G7 Finance Ministers and Central Bank Governors have issued communique on 5 June 2021 highlighting key pacts finalized and agreed on in their meeting held at London, United Kingdom. G7 consists of Canada, France, Germany, Italy, Japan, the U.K. and the U.S. The meeting was held along with top officials of International Monetary Fund (IMF), World Bank Group, Organisation for Economic Cooperation and Development (OECD), etc.
Along with the other decisions the communique includes points on global tax reforms, which were in the pipeline and under discussion for a long time. The meeting proposes significant tax reforms to be implemented and achieved in following manner:
Commitment towards a global minimum tax of at least 15% on a country by country basis.
Market countries to be awarded with taxing rights on at least 20% of profit exceeding a 10% margin for the largest and most profitable multinational enterprises. These will include “companies that have no physical presence but have substantial sales in the market country”
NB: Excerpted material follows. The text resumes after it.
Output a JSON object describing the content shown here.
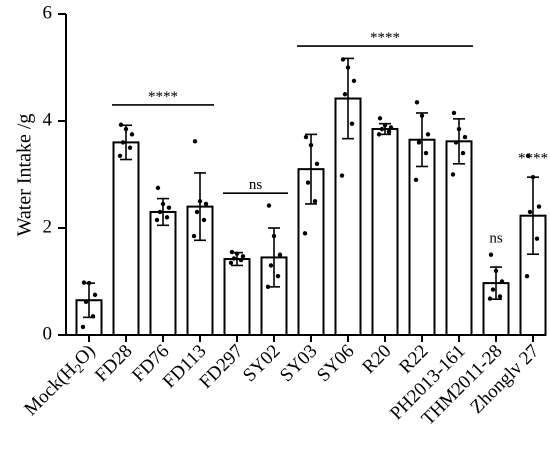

Removal of all digital services taxes (aka Google tax in many countries), and other relevant similar measures, for all companies.
The agreement will be discussed in detail at a meeting of G20 finance ministers in July 2021 in Venice.
If this is implemented, technology giants like Amazon, Facebook and Google as well as other large global businesses will have to pay taxes in countries based on the sale of their goods or services, regardless of whether they have a physical presence in that nation.
U.S. Treasury Secretary Janet Yellen, hailed the move as significant and unprecedented and tweeted “That global minimum tax would end the race-to-the-bottom in corporate taxation, and ensure fairness for the middle class and working people in the U.S. and around the world”
British Finance Minister Rishi Sunak said the development as a “historic” decision would make the global tax system “fit for the global digital age.”
German Finance Minister Olaf Scholz described the breakthrough as a “tax revolution and very good news for tax justice and solidarity and bad news for tax havens”.
Implications
The proposals are still a long way from getting accepted and implemented, which may take considerable time. There are many large nations who may not adopt these on the ground of sovereignty.
The model of hiring sales staff in a country and paying taxes on a cost plus agreements in those countries could become history. Taxes may have to be paid in those countries based on actual sales although it appears that the proposals are aimed at only the largest and most profitable multinational enterprises.
Tax havens will be impacted and may lose their popularity.
Determining actual taxable income in a market country will become a factor in tax litigation.